1953 George C. Marshall (1880-1959), American. Work: Framed the Marshall Plan.

Behind the Award--A soldier, Chief of the U.S. General Staff of W.W. II, Marshall was never a member of a peace organization. In his Nobel lecture, he said, "There has been considerable comment over the awarding of the Nobel Peace Prize to a soldier. I am afraid this does not seem as remarkable to me as it quite evidently appears to others. . . . The cost of war in human lives is constantly spread before me, written neatly in many ledgers whose columns are gravestones. I am deeply moved to find some means or method of avoiding another calamity of war."

1954 Office of the U.N. High Commissioner for Refugees. Work: Relief for refugees.

1955 No Award

1956 No Award

1957 Lester B. Pearson (1897-1972), Canadian. Work: Solution of Mideast crisis.

1958 Father Georges H. Pire (1910-1969), Belgian.
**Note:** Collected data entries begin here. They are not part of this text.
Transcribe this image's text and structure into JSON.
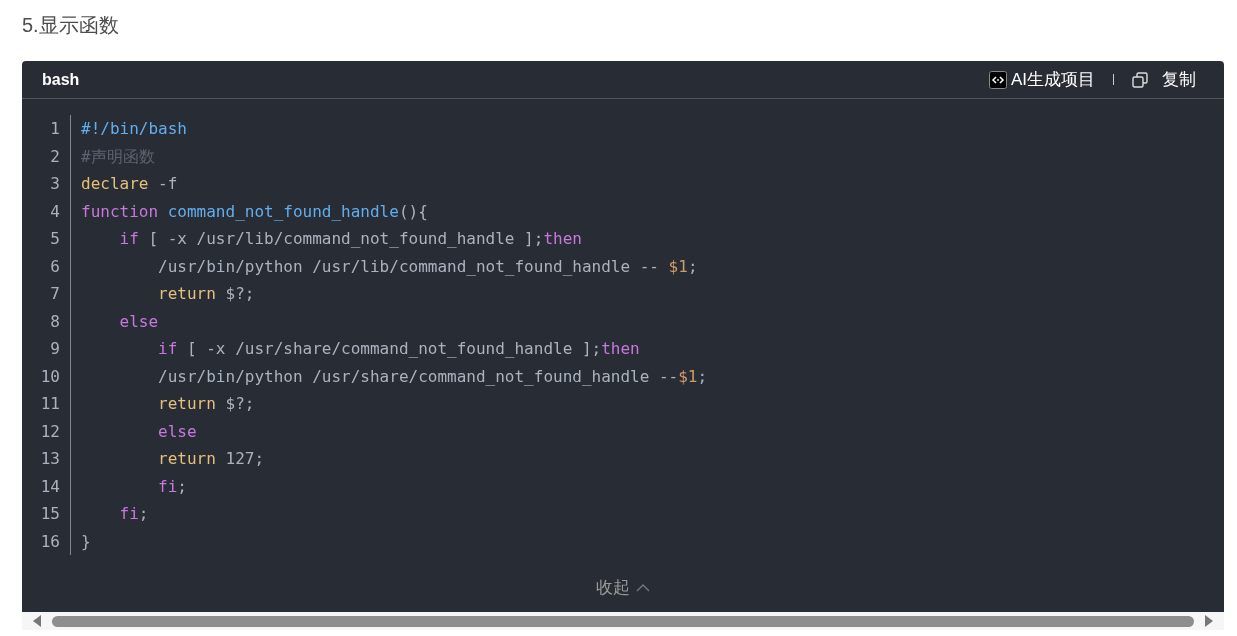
{
  "heading": "5.显示函数",
  "code_block": {
    "language": "bash",
    "ai_button": "AI生成项目",
    "copy_button": "复制",
    "lines": [
      {
        "number": "1",
        "tokens": [
          {
            "kind": "meta",
            "text": "#!/bin/bash"
          }
        ]
      },
      {
        "number": "2",
        "tokens": [
          {
            "kind": "comment",
            "text": "#声明函数"
          }
        ]
      },
      {
        "number": "3",
        "tokens": [
          {
            "kind": "built_in",
            "text": "declare"
          },
          {
            "kind": "plain",
            "text": " -f"
          }
        ]
      },
      {
        "number": "4",
        "tokens": [
          {
            "kind": "keyword",
            "text": "function"
          },
          {
            "kind": "title",
            "text": " command_not_found_handle"
          },
          {
            "kind": "plain",
            "text": "(){"
          }
        ]
      },
      {
        "number": "5",
        "tokens": [
          {
            "kind": "keyword",
            "text": "    if"
          },
          {
            "kind": "plain",
            "text": " [ -x /usr/lib/command_not_found_handle ];"
          },
          {
            "kind": "keyword",
            "text": "then"
          }
        ]
      },
      {
        "number": "6",
        "tokens": [
          {
            "kind": "plain",
            "text": "        /usr/bin/python /usr/lib/command_not_found_handle -- "
          },
          {
            "kind": "variable",
            "text": "$1"
          },
          {
            "kind": "plain",
            "text": ";"
          }
        ]
      },
      {
        "number": "7",
        "tokens": [
          {
            "kind": "built_in",
            "text": "        return"
          },
          {
            "kind": "plain",
            "text": " $?;"
          }
        ]
      },
      {
        "number": "8",
        "tokens": [
          {
            "kind": "keyword",
            "text": "    else"
          }
        ]
      },
      {
        "number": "9",
        "tokens": [
          {
            "kind": "keyword",
            "text": "        if"
          },
          {
            "kind": "plain",
            "text": " [ -x /usr/share/command_not_found_handle ];"
          },
          {
            "kind": "keyword",
            "text": "then"
          }
        ]
      },
      {
        "number": "10",
        "tokens": [
          {
            "kind": "plain",
            "text": "        /usr/bin/python /usr/share/command_not_found_handle --"
          },
          {
            "kind": "variable",
            "text": "$1"
          },
          {
            "kind": "plain",
            "text": ";"
          }
        ]
      },
      {
        "number": "11",
        "tokens": [
          {
            "kind": "built_in",
            "text": "        return"
          },
          {
            "kind": "plain",
            "text": " $?;"
          }
        ]
      },
      {
        "number": "12",
        "tokens": [
          {
            "kind": "keyword",
            "text": "        else"
          }
        ]
      },
      {
        "number": "13",
        "tokens": [
          {
            "kind": "built_in",
            "text": "        return"
          },
          {
            "kind": "plain",
            "text": " 127;"
          }
        ]
      },
      {
        "number": "14",
        "tokens": [
          {
            "kind": "keyword",
            "text": "        fi"
          },
          {
            "kind": "plain",
            "text": ";"
          }
        ]
      },
      {
        "number": "15",
        "tokens": [
          {
            "kind": "keyword",
            "text": "    fi"
          },
          {
            "kind": "plain",
            "text": ";"
          }
        ]
      },
      {
        "number": "16",
        "tokens": [
          {
            "kind": "plain",
            "text": "}"
          }
        ]
      }
    ],
    "collapse_button": "收起"
  }
}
Work: Relief for refugees.

Behind the Award--Some critics of the prize wondered if refugee work really contributed to world peace. Father Pire was active in the French resistance in W.W. II and set up a camp to care for several hundred French children after the war.
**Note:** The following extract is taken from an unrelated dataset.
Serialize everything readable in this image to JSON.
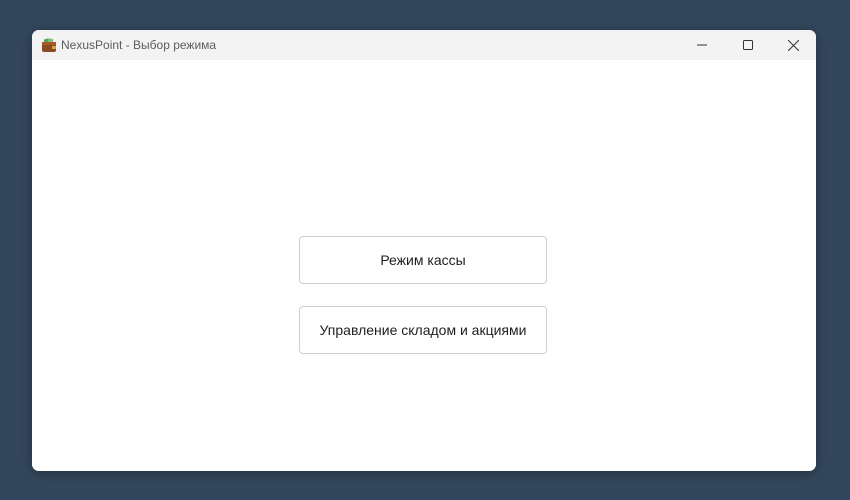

1959 Philip J. Noel-Baker (1889- ), British. Work: Disarmament.

1960. Albert J. Luthuli (1899-1967), South African. Work: Nonviolent resistance.

Behind the Award--The 1st African black to win an award, Luthuli, a Zulu chief, practiced Gandhi's principle of nonviolence. (Gandhi never did receive a Peace Prize, a glaring oversight.) When Luthuli was notified that he had won the prize, the apartheid Government, which had already restricted his movement, was reluctant to let him go to Norway to accept it. In the end, they granted him a travel permit and allowed him to stay in Oslo for a week.